Actualizado: 7th Sep 2020 Lectura: 2 minutos

Racist British AI Shut Down For Inaccuracy

Artificial intelligence and machine learning are all the rage right now. Its no surprise that law enforcement has been interested in using these emerging technologies. In combination with facial recognition, they can find suspects in criminal investigations, or prevent crimes before they happen.

The most recent crack at the latter has been, predictably, an absolute failure.

Since 2018, reports began to surface about a new AI crime prevention system being developed by the UK government called the National Data Analytics Solution (NDAS). It was funded with over £10 million and was supposed to determine ahead of time if someone is likely to commit a crime.

More specifically, Most Serious Violence (MSV), part of the NDAS initiative, assessed different factors like past run-ins with police to provide each person with a score that determined whether theyre likely to commit a violent act with a gun or a knife within the next two years. If so, theyd be sent to therapy.

As they began rolling out the system earlier this year, they realized there was a coding flaw that made it incapable of predicting what its supposed to “with any degree of precision.”

Upon fixing the coding flaw, the accuracy reportedly fell to between 14 and 19%. Thats a pretty sharp drop from the previously claimed 75% accuracy. Accuracy wasnt even affected by whether the person had priors.

Despite reworking the system, the best accuracy rates achieved under ideal circumstances were 51%. Thats no more accurate than flipping a coin.

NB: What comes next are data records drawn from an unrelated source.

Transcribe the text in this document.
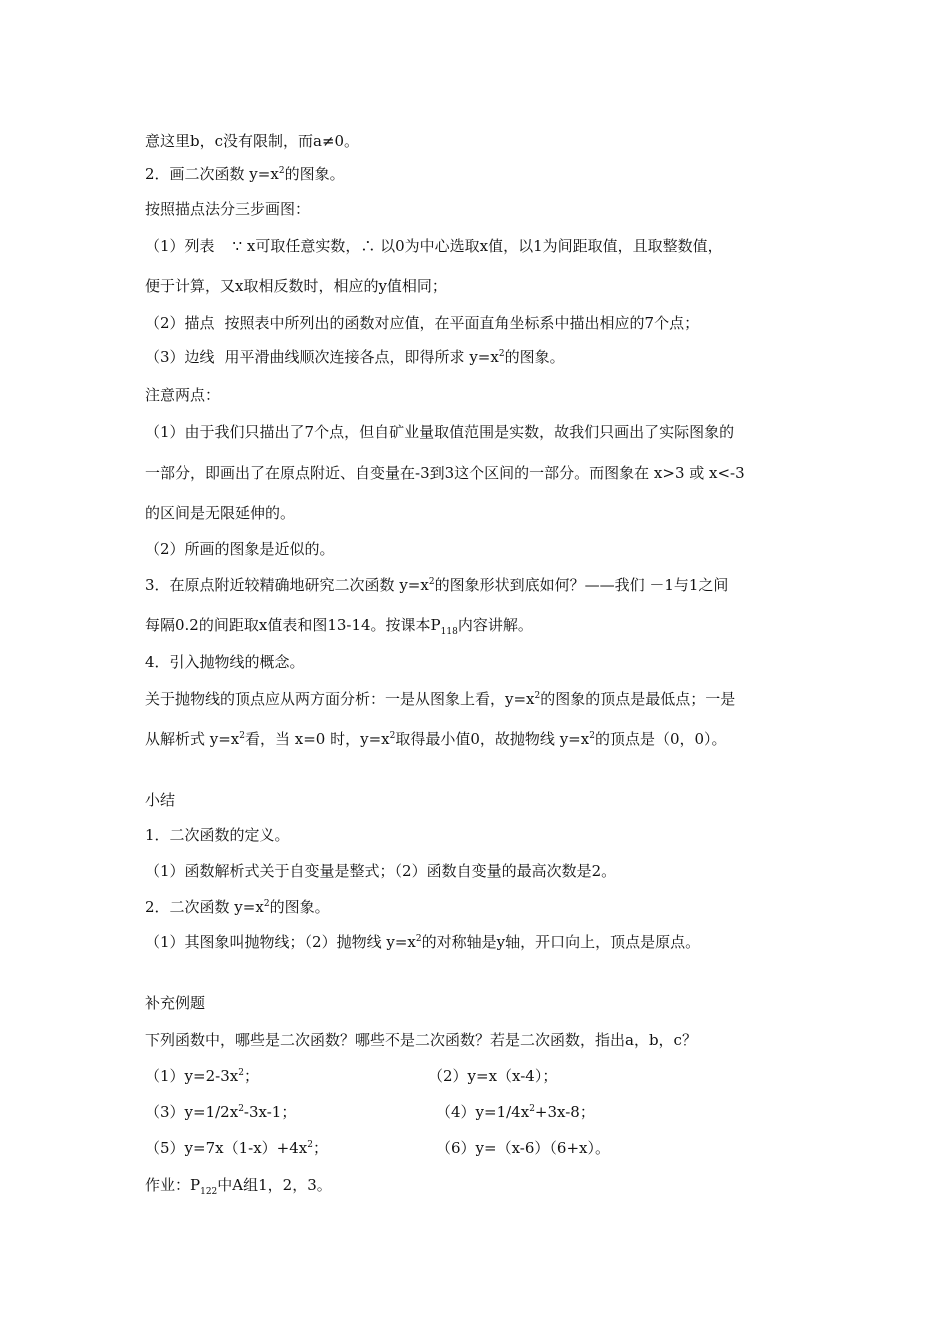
意这里b，c没有限制，而a≠0。
2．画二次函数 $y=x^2$的图象。
按照描点法分三步画图：
（1）列表 ∵ x可取任意实数，∴ 以0为中心选取x值，以1为间距取值，且取整数值，
便于计算，又x取相反数时，相应的y值相同；
（2）描点 按照表中所列出的函数对应值，在平面直角坐标系中描出相应的7个点；
（3）边线 用平滑曲线顺次连接各点，即得所求 $y=x^2$的图象。
注意两点：
（1）由于我们只描出了7个点，但自矿业量取值范围是实数，故我们只画出了实际图象的
一部分，即画出了在原点附近、自变量在-3到3这个区间的一部分。而图象在 x>3 或 x<-3
的区间是无限延伸的。
（2）所画的图象是近似的。
3．在原点附近较精确地研究二次函数 $y=x^2$的图象形状到底如何？——我们 －1与1之间
每隔0.2的间距取x值表和图13-14。按课本$P_{118}$内容讲解。
4．引入抛物线的概念。
关于抛物线的顶点应从两方面分析：一是从图象上看，$y=x^2$的图象的顶点是最低点；一是
从解析式 $y=x^2$看，当 x=0 时，$y=x^2$取得最小值0，故抛物线 $y=x^2$的顶点是（0，0）。
小结
1．二次函数的定义。
（1）函数解析式关于自变量是整式；（2）函数自变量的最高次数是2。
2．二次函数 $y=x^2$的图象。
（1）其图象叫抛物线；（2）抛物线 $y=x^2$的对称轴是y轴，开口向上，顶点是原点。
补充例题
下列函数中，哪些是二次函数？哪些不是二次函数？若是二次函数，指出a，b，c？
$(1)y=2-3x^2$；	（2）y=x（x-4）；
$(3)y=1/2x^2-3x-1$；	$(4)y=1/4x^2+3x-8$；
$(5)y=7x(1-x)+4x^2$；	（6）y=（x-6）（6+x）。
作业：$P_{122}$中A组1，2，3。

Worse than the accuracy is the bias. The system considered factors like age, days since their first crime, how severe their crimes have been, their connections to other criminals and how often they mention knives in their communications.

Despite not including location and ethnicity data, the system still used many factors that are affected by location and ethnicity, like proximity to criminals and whether theyve had run-ins with police, which made the scores unreliable.

The ethics committee ended up unanimously concluding that development of the system would stop and none of the current implementations would be moving forward.